MA: That is unusual, but she was first and foremost his adviser – government advisers don’t tend to be mentioned in speeches. However, the government was experiencing lots of difficulties by 1975 and Reid was losing some of her influence, so this might explain it as well.

GH: In your piece on the Conversation website you write: ‘And we are painfully aware that neo-liberalism has shrunk the state and limited the possibilities for activism.’ What do you mean by this statement, could you please provide examples of, or expand on, the assertion?

MA: Neo-liberalism had reduced the size of government just at the time that women were starting to make larger demands on it – for example, government provision of childcare, aged care and welfare benefits like the supporting mothers benefit. Neo-liberalism, as an ideology, maintains that smaller governments are better and that the marketplace is the best way to manage the provision of services that used to be provided by the state. We can see in aged care that this has been a disaster as for-profit providers have been found to offer sub-standard care but generate huge profits for owners (as the Royal Commission this week has demonstrated). Similarly, in child care, many providers make significant profits but, despite government subsidies, childcare is often prohibitively expensive for many women who need reliable care in order to work. And all of these industries rely on a low-paid, largely female workforce.

And, in terms of limiting the possibilities for activism, activists in the 1970s had more time for activism partly because they were in a less punitive economic environment.

GH: In a related statement you write: ‘If our parliament is full of men who ignore, belittle and disrespect women, and women who enable these men, it is because we, the voters, have put them there.’ It seems that some women in power are enablers of men’s sexist behaviour; can you illustrate how this assertion is happening in our governments?

MA: Prominent women in the Liberal Party refuse to call themselves feminists, [mean] while they have benefited from the work of feminist activists in the past (including women in the Liberal Party) in order to get into parliament in the first place.

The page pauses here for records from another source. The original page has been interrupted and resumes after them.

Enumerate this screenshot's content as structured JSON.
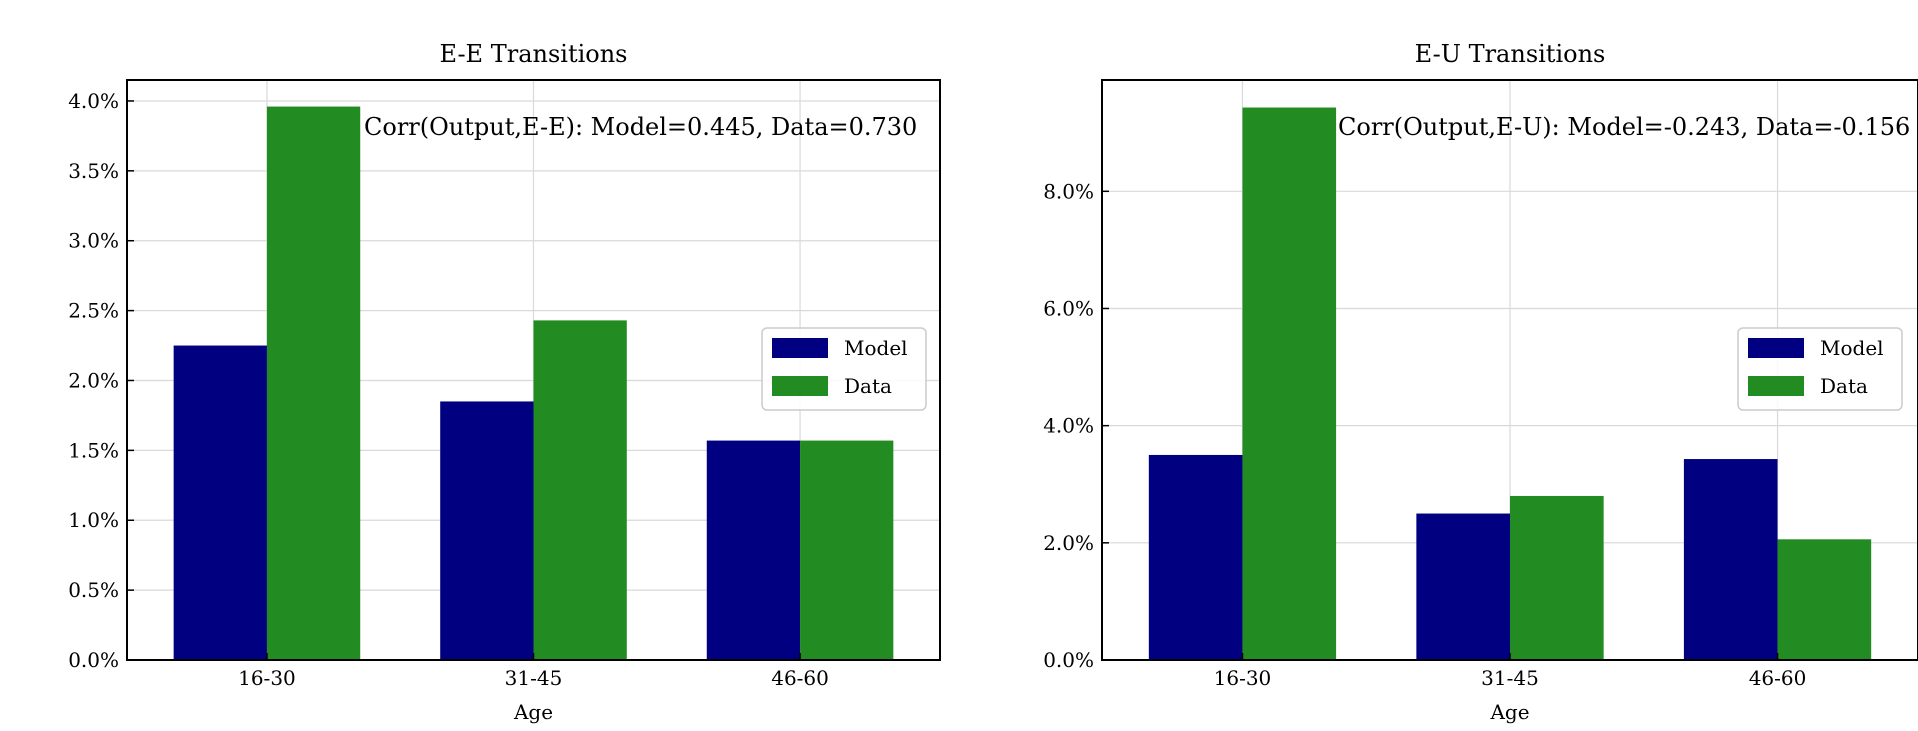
{
  "colors": {
    "model": "#000080",
    "data": "#228b22",
    "grid": "#d9d9d9"
  },
  "chart_data": [
    {
      "type": "bar",
      "title": "E-E Transitions",
      "xlabel": "Age",
      "ylabel": "",
      "categories": [
        "16-30",
        "31-45",
        "46-60"
      ],
      "series": [
        {
          "name": "Model",
          "values": [
            2.25,
            1.85,
            1.57
          ]
        },
        {
          "name": "Data",
          "values": [
            3.96,
            2.43,
            1.57
          ]
        }
      ],
      "ylim": [
        0,
        4.15
      ],
      "yticks": [
        0,
        0.5,
        1.0,
        1.5,
        2.0,
        2.5,
        3.0,
        3.5,
        4.0
      ],
      "ytick_labels": [
        "0.0%",
        "0.5%",
        "1.0%",
        "1.5%",
        "2.0%",
        "2.5%",
        "3.0%",
        "3.5%",
        "4.0%"
      ],
      "annotation": "Corr(Output,E-E): Model=0.445, Data=0.730",
      "grid": true,
      "legend": "center-right"
    },
    {
      "type": "bar",
      "title": "E-U Transitions",
      "xlabel": "Age",
      "ylabel": "",
      "categories": [
        "16-30",
        "31-45",
        "46-60"
      ],
      "series": [
        {
          "name": "Model",
          "values": [
            3.5,
            2.5,
            3.43
          ]
        },
        {
          "name": "Data",
          "values": [
            9.43,
            2.8,
            2.06
          ]
        }
      ],
      "ylim": [
        0,
        9.9
      ],
      "yticks": [
        0,
        2,
        4,
        6,
        8
      ],
      "ytick_labels": [
        "0.0%",
        "2.0%",
        "4.0%",
        "6.0%",
        "8.0%"
      ],
      "annotation": "Corr(Output,E-U): Model=-0.243, Data=-0.156",
      "grid": true,
      "legend": "center-right"
    }
  ]
}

Many of them have overlooked or excused the bad behaviour of their male colleagues – none of them said anything publicly about the fact that a cabinet minister had been accused of rape, and none of them have been prepared to call out the bad behaviour of their colleagues after it was discussed on 4 Corners or other programs. The Labor Party has managed to get to almost 50 per cent of female MPs with a quota – the Liberals doggedly refuse to implement quotas, and their number of female MPs is around 30 per cent. They are treated appallingly within their own party (witness Julie Bishop’s treatment when she was running for leader) but they won’t highlight the sexism of their colleagues, and neither did they call out those who treated Julia Gillard in sexist ways when she was PM.

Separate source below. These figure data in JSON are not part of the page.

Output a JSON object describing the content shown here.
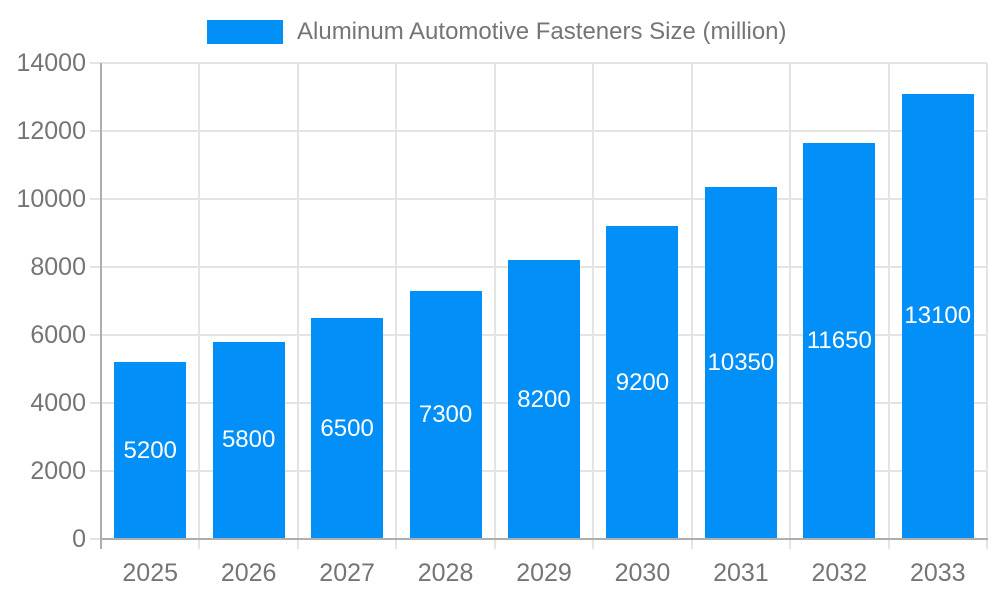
{
  "chart_data": {
    "type": "bar",
    "categories": [
      "2025",
      "2026",
      "2027",
      "2028",
      "2029",
      "2030",
      "2031",
      "2032",
      "2033"
    ],
    "series": [
      {
        "name": "Aluminum Automotive Fasteners Size (million)",
        "values": [
          5200,
          5800,
          6500,
          7300,
          8200,
          9200,
          10350,
          11650,
          13100
        ]
      }
    ],
    "xlabel": "",
    "ylabel": "",
    "ylim": [
      0,
      14000
    ],
    "yticks": [
      0,
      2000,
      4000,
      6000,
      8000,
      10000,
      12000,
      14000
    ],
    "grid": true,
    "legend_position": "top",
    "bar_labels_shown": true,
    "bar_color": "#0290f8",
    "bar_label_color": "#ffffff",
    "axis_text_color": "#757575",
    "gridline_color": "#e4e4e4",
    "axis_line_color": "#aeaeae",
    "background_color": "#ffffff"
  }
}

GH: Have you any thoughts regarding how social media, the digitisation of news and the concentration of the mainstream media into fewer corporate entities have affected women attaining equality in society – both negative and/or positive?

MA: Social media has been very positive for women in many ways, even though they face trolling and sexist commentary there. Social media has become a space where women can make disclosures about abuse and build online communities, etcetera, away from the mainstream media. However, sometimes I think we can mistake social media activism for political action – the two things are related, but they’re not the same, and that was the point I was trying to make in my article. 

GH: Do you have any suggestions on how people who are primarily interested in people’s welfare as the foundation upon which to build an economy rather than the ‘market economy’ model, can defeat the might of the likes of Murdoch and ideologically conservative governments?

MA: This is the million dollar question! I confess I’m not quite sure, but I do think that higher levels of civic engagement generally can’t hurt. Political parties have become hollow institutions, and that has been bad for our politics. Given that these institutions are the only ones we currently have, it seems wise to invest in them and to try to work to make them better, and more responsive to people’s needs.